Author :Nicholas Robert Michael De Lange Publisher :Oxford University Press ISBN 13 :019926287X Total Pages :472 pages Book Rating :4.1/5 (992 download)
Book Synopsis Modern Judaism by : Nicholas Robert Michael De Lange
Download or read book Modern Judaism written by Nicholas Robert Michael De Lange and published by Oxford University Press. This book was released on 2005 with total page 472 pages. Available in PDF, EPUB and Kindle. Book excerpt: This collection of newly-commissioned essays covers the major areas of thought in contemporary Jewish studies, including considerations of religious differences, sociological, philosophical and gender issues, geographical diversity and inter-faith relations.
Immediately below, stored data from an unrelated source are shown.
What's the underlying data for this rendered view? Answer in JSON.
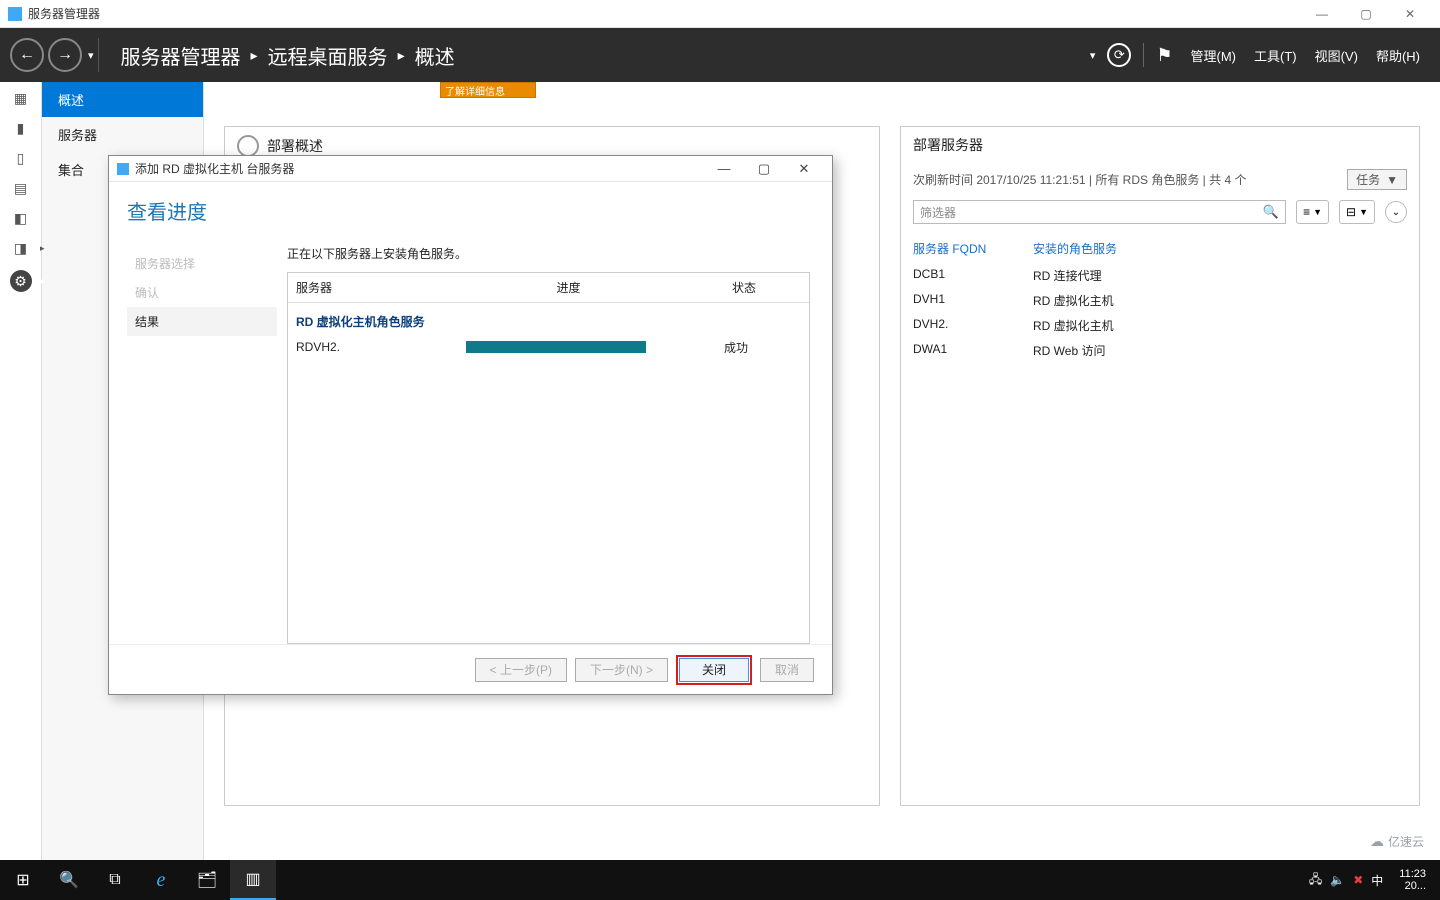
{
  "window": {
    "title": "服务器管理器",
    "minimize": "—",
    "maximize": "▢",
    "close": "✕"
  },
  "header": {
    "crumb1": "服务器管理器",
    "crumb2": "远程桌面服务",
    "crumb3": "概述",
    "sep": "▸",
    "tail_dd": "▾",
    "refresh": "⟳",
    "flag": "⚑",
    "menu_manage": "管理(M)",
    "menu_tools": "工具(T)",
    "menu_view": "视图(V)",
    "menu_help": "帮助(H)"
  },
  "rail": {
    "ic1": "▦",
    "ic2": "▮",
    "ic3": "▯",
    "ic4": "▤",
    "ic5": "◧",
    "ic6": "◨",
    "ic7": "⚙"
  },
  "sidebar": {
    "items": [
      "概述",
      "服务器",
      "集合"
    ]
  },
  "content": {
    "banner_frag": "了解详细信息",
    "left_title": "部署概述",
    "right_title": "部署服务器",
    "right_sub": "次刷新时间 2017/10/25 11:21:51 | 所有 RDS 角色服务 | 共 4 个",
    "tasks": "任务",
    "dd": "▼",
    "filter_ph": "筛选器",
    "pill1": "≡",
    "pill2": "⊟",
    "expand": "⌄",
    "col_fqdn": "服务器 FQDN",
    "col_role": "安装的角色服务",
    "rows": [
      {
        "fqdn": "DCB1",
        "role": "RD 连接代理"
      },
      {
        "fqdn": "DVH1",
        "role": "RD 虚拟化主机"
      },
      {
        "fqdn": "DVH2.",
        "role": "RD 虚拟化主机"
      },
      {
        "fqdn": "DWA1",
        "role": "RD Web 访问"
      }
    ]
  },
  "wizard": {
    "title": "添加 RD 虚拟化主机 台服务器",
    "subtitle": "查看进度",
    "steps": [
      "服务器选择",
      "确认",
      "结果"
    ],
    "active_step": 2,
    "msg": "正在以下服务器上安装角色服务。",
    "col_server": "服务器",
    "col_progress": "进度",
    "col_status": "状态",
    "role_line": "RD 虚拟化主机角色服务",
    "server": "RDVH2.",
    "status": "成功",
    "btn_prev": "< 上一步(P)",
    "btn_next": "下一步(N) >",
    "btn_close": "关闭",
    "btn_cancel": "取消",
    "win_min": "—",
    "win_max": "▢",
    "win_close": "✕"
  },
  "taskbar": {
    "start": "⊞",
    "search": "🔍",
    "taskview": "⧉",
    "ie": "e",
    "explorer": "🗂",
    "srvmgr": "▥",
    "tray_net": "🖧",
    "tray_vol": "🔈",
    "tray_warn": "✖",
    "ime": "中",
    "time": "11:23",
    "date": "20..."
  },
  "watermark": "亿速云"
}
Book Synopsis The Technology Trap by : Carl Benedikt Frey
Download or read book The Technology Trap written by Carl Benedikt Frey and published by Princeton University Press. This book was released on 2020-09-22 with total page 488 pages. Available in PDF, EPUB and Kindle. Book excerpt: From the Industrial Revolution to the age of artificial intelligence, Carl Benedikt Frey offers a sweeping account of the history of technological progress and how it has radically shifted the distribution of economic and political power among society's members. As the author shows, the Industrial Revolution created unprecedented wealth and prosperity over the long run, but the immediate consequences of mechanization were devastating for large swaths of the population.These trends broadly mirror those in our current age of automation. But, just as the Industrial Revolution eventually brought about extraordinary benefits for society, artificial intelligence systems have the potential to do the same. Benedikt Frey demonstrates that in the midst of another technological revolution, the lessons of the past can help us to more effectively face the present. --From publisher description.
Book Synopsis Concise Oxford Companion to the English Language by : Thomas Burns McArthur
Download or read book Concise Oxford Companion to the English Language written by Thomas Burns McArthur and published by Oxford University Press, USA. This book was released on 2005 with total page 1054 pages. Available in PDF, EPUB and Kindle. Book excerpt: From Sanskrit to Scouse, this book provides a single-volume source of information about the English language. The guide is intended both for reference and and for browsing. The international perspective takes in language from Cockney to Creole, Aboriginal English to Zummerzet, Estuary English to Caribbean English and a historical range from Beowulf to Ebonics, Chaucer to Chomsky, Latin to the World Wide Web. There is coverage of a wide range of topics from abbreviation to Zeugma, Shakespeare to split infinitive and substantial entries on key subjects such as African English, etymology, imperialism, pidgin, poetry, psycholinguistics and slang. Box features include pieces on place-names, the evolution of the alphabet, the story of OK, borrowings into English, and the Internet. Invaluable reference for English Language students, and fascinating reading for the general reader with an interest in language.